At the end of my shift; patient and family were greatful to have had a nurse that took the time to explain the disease process and plan of care but also most importantly to treat him as a human being with respect and care.
What do you think?
I think Michelle is absolutely right. If the patient is able to get all the information he needs, then it’s up to the patient to make the decision. If there is no cure what what ails – heck, sometimes even when there is – a life lived with restriction after restriction with no pleasure at all is probably not worth it to many people.




Comments
I agree. He’s not going to recover, so he should be able to spend his last days or weeks doing things that comfort him–even if it is smoking. Thank you Michelle for showing compassion for this man.
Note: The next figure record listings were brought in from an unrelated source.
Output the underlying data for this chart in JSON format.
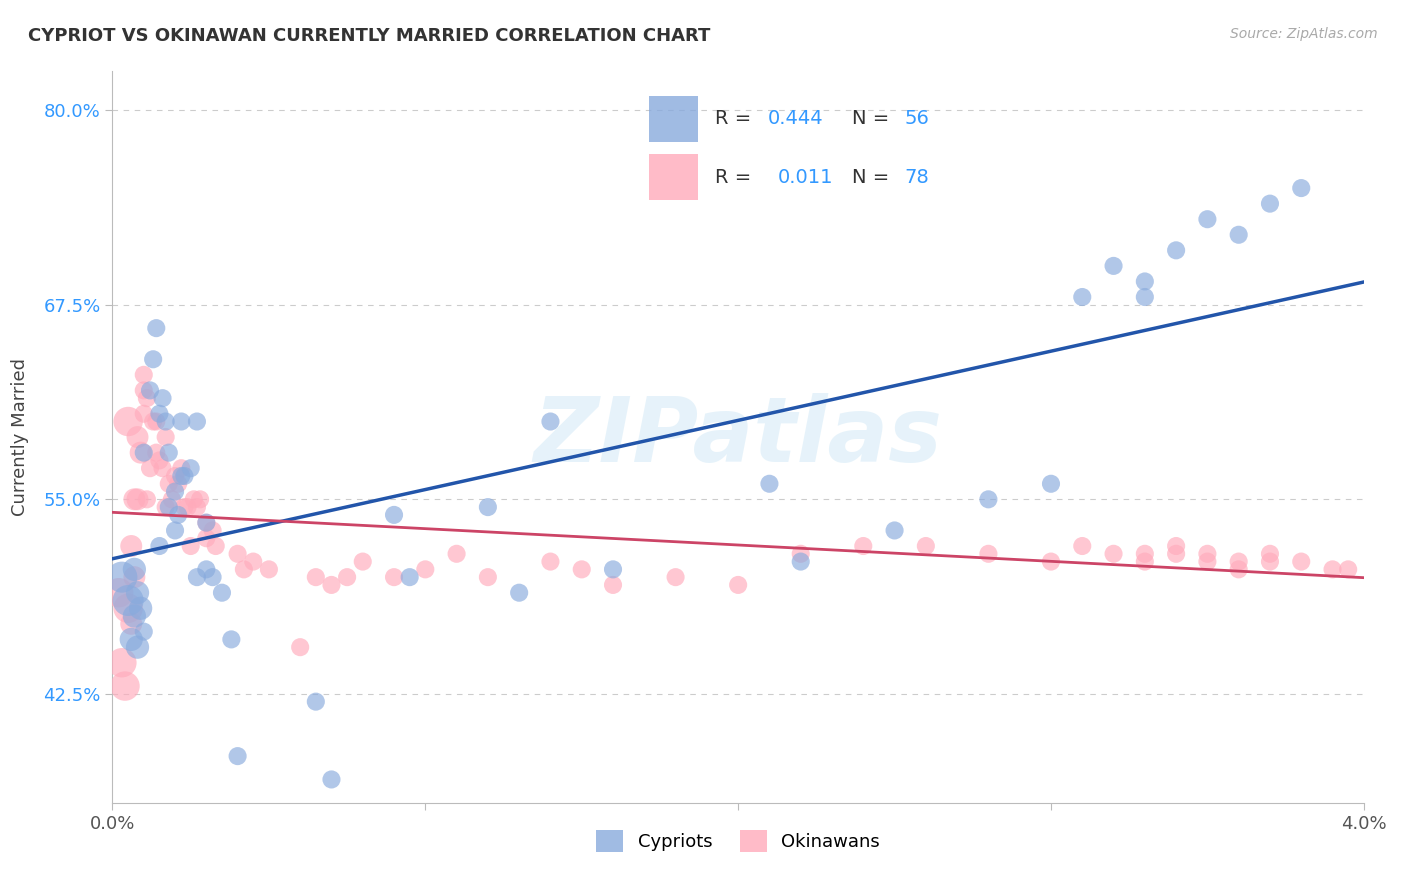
{
  "title": "CYPRIOT VS OKINAWAN CURRENTLY MARRIED CORRELATION CHART",
  "source": "Source: ZipAtlas.com",
  "ylabel": "Currently Married",
  "x_min": 0.0,
  "x_max": 0.04,
  "y_min": 0.355,
  "y_max": 0.825,
  "y_ticks": [
    0.425,
    0.55,
    0.675,
    0.8
  ],
  "y_tick_labels": [
    "42.5%",
    "55.0%",
    "67.5%",
    "80.0%"
  ],
  "x_ticks": [
    0.0,
    0.01,
    0.02,
    0.03,
    0.04
  ],
  "x_tick_labels": [
    "0.0%",
    "",
    "",
    "",
    "4.0%"
  ],
  "cypriot_color": "#88aadd",
  "okinawan_color": "#ffaabb",
  "line_color_cypriot": "#2255aa",
  "line_color_okinawan": "#cc4466",
  "watermark": "ZIPatlas",
  "cypriot_label": "Cypriots",
  "okinawan_label": "Okinawans",
  "R_cypriot": "0.444",
  "N_cypriot": "56",
  "R_okinawan": "0.011",
  "N_okinawan": "78",
  "title_fontsize": 13,
  "axis_label_fontsize": 13,
  "tick_fontsize": 13,
  "legend_fontsize": 14,
  "cypriot_x": [
    0.0003,
    0.0005,
    0.0006,
    0.0007,
    0.0007,
    0.0008,
    0.0008,
    0.0009,
    0.001,
    0.001,
    0.0012,
    0.0013,
    0.0014,
    0.0015,
    0.0015,
    0.0016,
    0.0017,
    0.0018,
    0.0018,
    0.002,
    0.002,
    0.0021,
    0.0022,
    0.0022,
    0.0023,
    0.0025,
    0.0027,
    0.0027,
    0.003,
    0.003,
    0.0032,
    0.0035,
    0.0038,
    0.004,
    0.0065,
    0.007,
    0.009,
    0.0095,
    0.012,
    0.013,
    0.014,
    0.016,
    0.021,
    0.022,
    0.025,
    0.028,
    0.03,
    0.031,
    0.032,
    0.033,
    0.033,
    0.034,
    0.035,
    0.036,
    0.037,
    0.038
  ],
  "cypriot_y": [
    0.5,
    0.485,
    0.46,
    0.475,
    0.505,
    0.455,
    0.49,
    0.48,
    0.465,
    0.58,
    0.62,
    0.64,
    0.66,
    0.605,
    0.52,
    0.615,
    0.6,
    0.545,
    0.58,
    0.53,
    0.555,
    0.54,
    0.565,
    0.6,
    0.565,
    0.57,
    0.6,
    0.5,
    0.535,
    0.505,
    0.5,
    0.49,
    0.46,
    0.385,
    0.42,
    0.37,
    0.54,
    0.5,
    0.545,
    0.49,
    0.6,
    0.505,
    0.56,
    0.51,
    0.53,
    0.55,
    0.56,
    0.68,
    0.7,
    0.69,
    0.68,
    0.71,
    0.73,
    0.72,
    0.74,
    0.75
  ],
  "okinawan_x": [
    0.0002,
    0.0003,
    0.0004,
    0.0005,
    0.0005,
    0.0006,
    0.0006,
    0.0007,
    0.0007,
    0.0008,
    0.0008,
    0.0009,
    0.001,
    0.001,
    0.001,
    0.0011,
    0.0011,
    0.0012,
    0.0013,
    0.0014,
    0.0014,
    0.0015,
    0.0016,
    0.0017,
    0.0017,
    0.0018,
    0.0019,
    0.002,
    0.0021,
    0.0022,
    0.0023,
    0.0024,
    0.0025,
    0.0026,
    0.0027,
    0.0028,
    0.003,
    0.003,
    0.0032,
    0.0033,
    0.004,
    0.0042,
    0.0045,
    0.005,
    0.006,
    0.0065,
    0.007,
    0.0075,
    0.008,
    0.009,
    0.01,
    0.011,
    0.012,
    0.014,
    0.015,
    0.016,
    0.018,
    0.02,
    0.022,
    0.024,
    0.026,
    0.028,
    0.03,
    0.031,
    0.033,
    0.034,
    0.035,
    0.036,
    0.037,
    0.038,
    0.039,
    0.0395,
    0.032,
    0.033,
    0.034,
    0.035,
    0.036,
    0.037
  ],
  "okinawan_y": [
    0.49,
    0.445,
    0.43,
    0.48,
    0.6,
    0.47,
    0.52,
    0.5,
    0.55,
    0.55,
    0.59,
    0.58,
    0.605,
    0.62,
    0.63,
    0.615,
    0.55,
    0.57,
    0.6,
    0.58,
    0.6,
    0.575,
    0.57,
    0.59,
    0.545,
    0.56,
    0.55,
    0.565,
    0.56,
    0.57,
    0.545,
    0.545,
    0.52,
    0.55,
    0.545,
    0.55,
    0.525,
    0.535,
    0.53,
    0.52,
    0.515,
    0.505,
    0.51,
    0.505,
    0.455,
    0.5,
    0.495,
    0.5,
    0.51,
    0.5,
    0.505,
    0.515,
    0.5,
    0.51,
    0.505,
    0.495,
    0.5,
    0.495,
    0.515,
    0.52,
    0.52,
    0.515,
    0.51,
    0.52,
    0.515,
    0.52,
    0.515,
    0.51,
    0.515,
    0.51,
    0.505,
    0.505,
    0.515,
    0.51,
    0.515,
    0.51,
    0.505,
    0.51
  ]
}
added by Amy on 09.17.08 7:00 am | Permalink
Amen.
My grandmother’s idiot doctor had put her on what was essentially a no-fat, no-salt diet after her second heart attack (having done no preventative work in the previous 10 years). She could hardly taste her food.
We finally got her in to a cardiologist who, God bless him, looked at this frail, elderly woman who was too weak to survive any of the interventional precedures which were the only things that would have helped her, and who had no desire to try to live another 10 years, and told her that she could eat whatever she wanted.
She only lived a few more months, but she enjoyed them a lot more than she would have on that diet.